Feste Arzneimittelpreise seien jedoch wichtig für eine hohe Qualität der Arzneimittelversorgung, betonte Münch. So müssten Apotheken Arzneimittel in ausreichender Menge vorrätig haben und zu ihnen beraten, individuelle Rezepturen herstellen, den Notdienst absichern und daneben noch weitergehende Gesundheitsdienstleistungen wie Blutdruckmessung oder Blutuntersuchungen anbieten.
„Apotheken dürfen für alle diese Aufgaben nur qualifiziertes Fachpersonal beschäftigen“, erklärte der Kammerpräsident. Für ausländische Versender gelte weder deutsches Recht noch sei bekannt, ob sie in irgendeiner Weise einer behördlichen Kontrolle unterliegen.

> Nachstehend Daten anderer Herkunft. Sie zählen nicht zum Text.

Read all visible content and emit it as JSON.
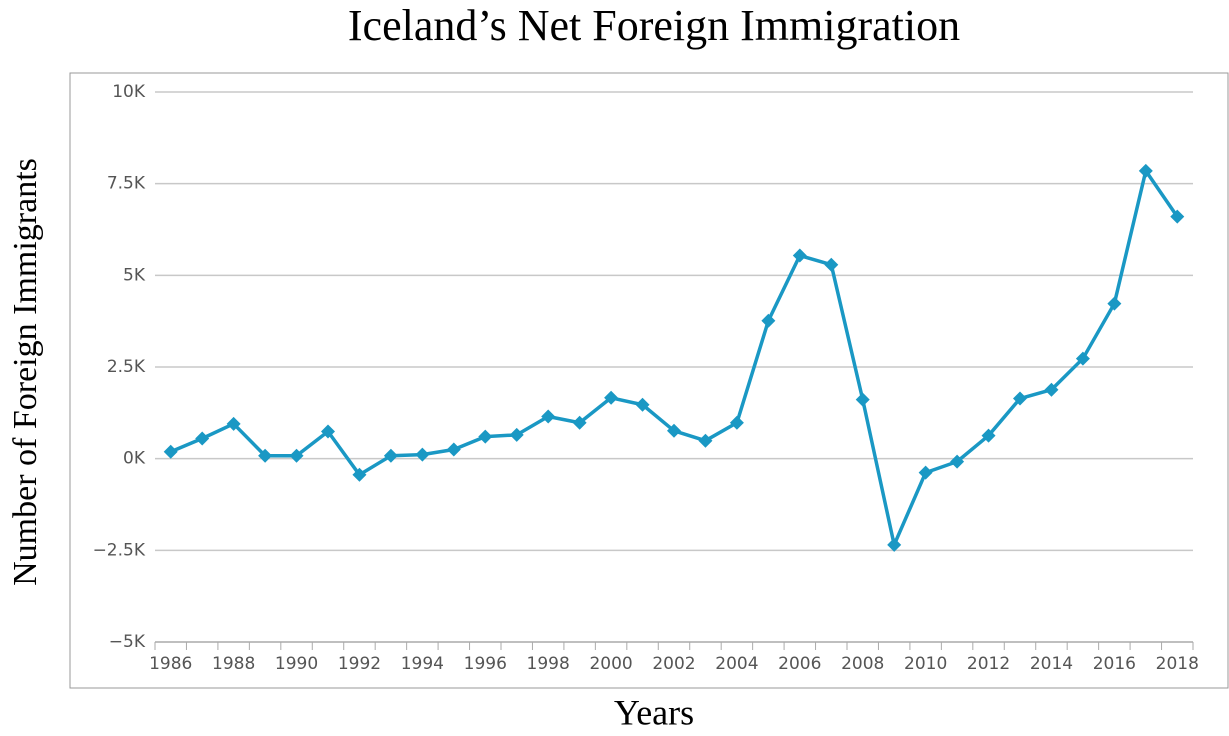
{
  "chart_data": {
    "type": "line",
    "title": "Iceland’s Net Foreign Immigration",
    "x_label": "Years",
    "y_label": "Number of Foreign Immigrants",
    "categories": [
      "1986",
      null,
      "1988",
      null,
      "1990",
      null,
      "1992",
      null,
      "1994",
      null,
      "1996",
      null,
      "1998",
      null,
      "2000",
      null,
      "2002",
      null,
      "2004",
      null,
      "2006",
      null,
      "2008",
      null,
      "2010",
      null,
      "2012",
      null,
      "2014",
      null,
      "2016",
      null,
      "2018"
    ],
    "series": [
      {
        "name": "Net Foreign Immigration",
        "color": "#1a98c4",
        "values": [
          190,
          550,
          950,
          80,
          80,
          740,
          -440,
          80,
          110,
          250,
          600,
          650,
          1150,
          980,
          1660,
          1470,
          760,
          490,
          980,
          3760,
          5540,
          5290,
          1610,
          -2350,
          -380,
          -80,
          630,
          1640,
          1880,
          2730,
          4230,
          7850,
          6600
        ]
      }
    ],
    "ylim": [
      -5000,
      10000
    ],
    "yticks": [
      {
        "value": -5000,
        "label": "−5K"
      },
      {
        "value": -2500,
        "label": "−2.5K"
      },
      {
        "value": 0,
        "label": "0K"
      },
      {
        "value": 2500,
        "label": "2.5K"
      },
      {
        "value": 5000,
        "label": "5K"
      },
      {
        "value": 7500,
        "label": "7.5K"
      },
      {
        "value": 10000,
        "label": "10K"
      }
    ],
    "grid": true
  }
}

In Sachsen-Anhalt versorgen nach Angaben der Kammer derzeit 598 öffentliche Apotheken die Bevölkerung mit Arzneimitteln. Sie sicherten damit die flächendeckende Versorgung rund um die Uhr, im Notfall auch nachts, am Wochenende und an Feiertagen. Zudem werden in Sachsen-Anhalt rund 140 sogenannte Rezeptsammelstellen von öffentlichen Apotheken betrieben. „Jeder Patient kann sich auf diese Weise von einer Apotheke aus der Region versorgen lassen.“
Um dieses Angebot aufrecht erhalten zu können, fordern die Apotheker von der Politik, den Rx-Versandhandel zu verbieten. „Wird die Ungleichbehandlung von vor-Ort-Apotheke und Versandhandel nicht in absehbarer Zeit durch den Gesetzgeber beendet, droht den Apotheken auf dem Lande zuerst das Aus“, mahnte Münch. Denn nur mit der Versorgung für den Notfall, zum Beispiel für das Schmerzmittel in der Nacht oder das schnell verfügbare Antibiotikum für das kranke Kind, könne keine Apotheke auf Dauer überleben.